Number of the Day - 21 January 2026: 3.6%

3.6% Inflation Explained: Why South Africa’s Price Rise Isn’t Bad

When South Africa’s inflation rate nudges higher, the instinctive reaction is concern. Rising prices are felt immediately in households, especially where budgets are already stretched.

But as Francis Herd explains in this episode of Number of the Day, context matters.

South Africa’s latest inflation reading sits at 3.6%, slightly higher than previous months but still comfortably within the range economists consider healthy. Inflation measures how quickly prices rise over time; not whether prices are high or low in absolute terms.

In fact, inflation that is too low can be just as problematic as inflation that is too high. Economies function best when prices rise gradually, allowing wages, spending, and investment to adjust in a predictable way. That’s why inflation around 3% is often seen as a sweet spot.

The episode also highlights why headline inflation doesn’t tell the whole story. Food inflation, in particular, has a disproportionate impact on poorer households, which spend a larger share of their income on groceries. Even modest increases can therefore feel severe for many South Africans.

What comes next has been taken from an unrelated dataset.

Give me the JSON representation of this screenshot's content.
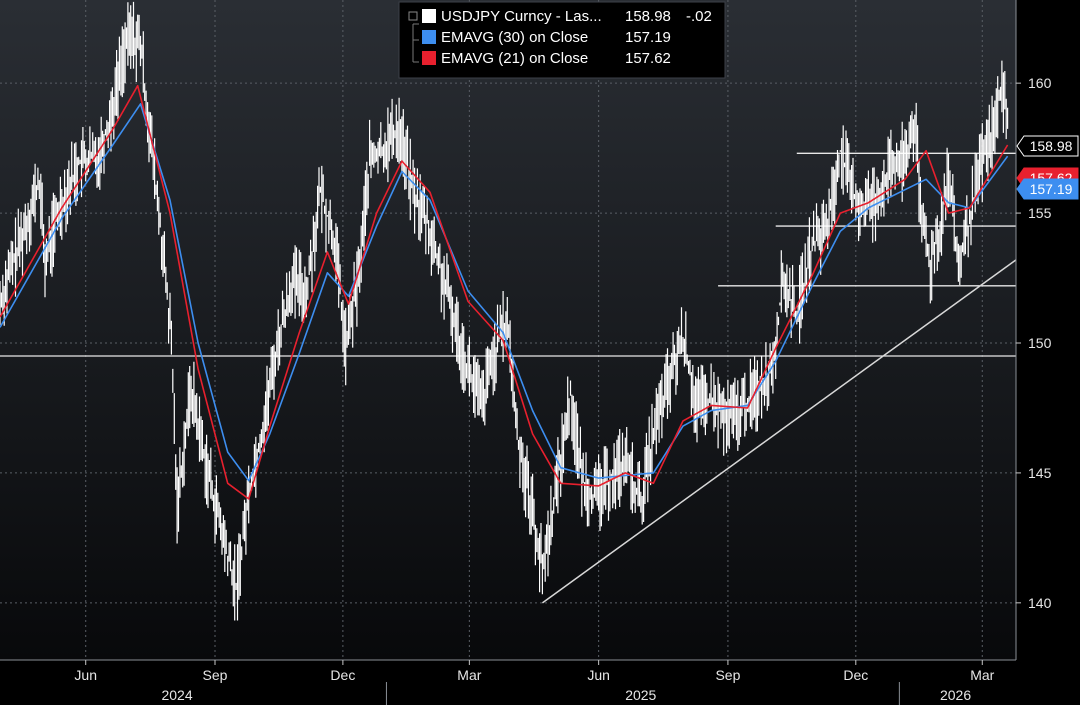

Finally, the discussion turns to interest rates. Stable and relatively low inflation gives the South African Reserve Bank greater flexibility. While no decisions are guaranteed, inflation at current levels keeps the door open for potential rate cuts later in the year.

The number of the day is 3.6%; a reminder that not every increase signals trouble, and that understanding the numbers matters as much as feeling their effects.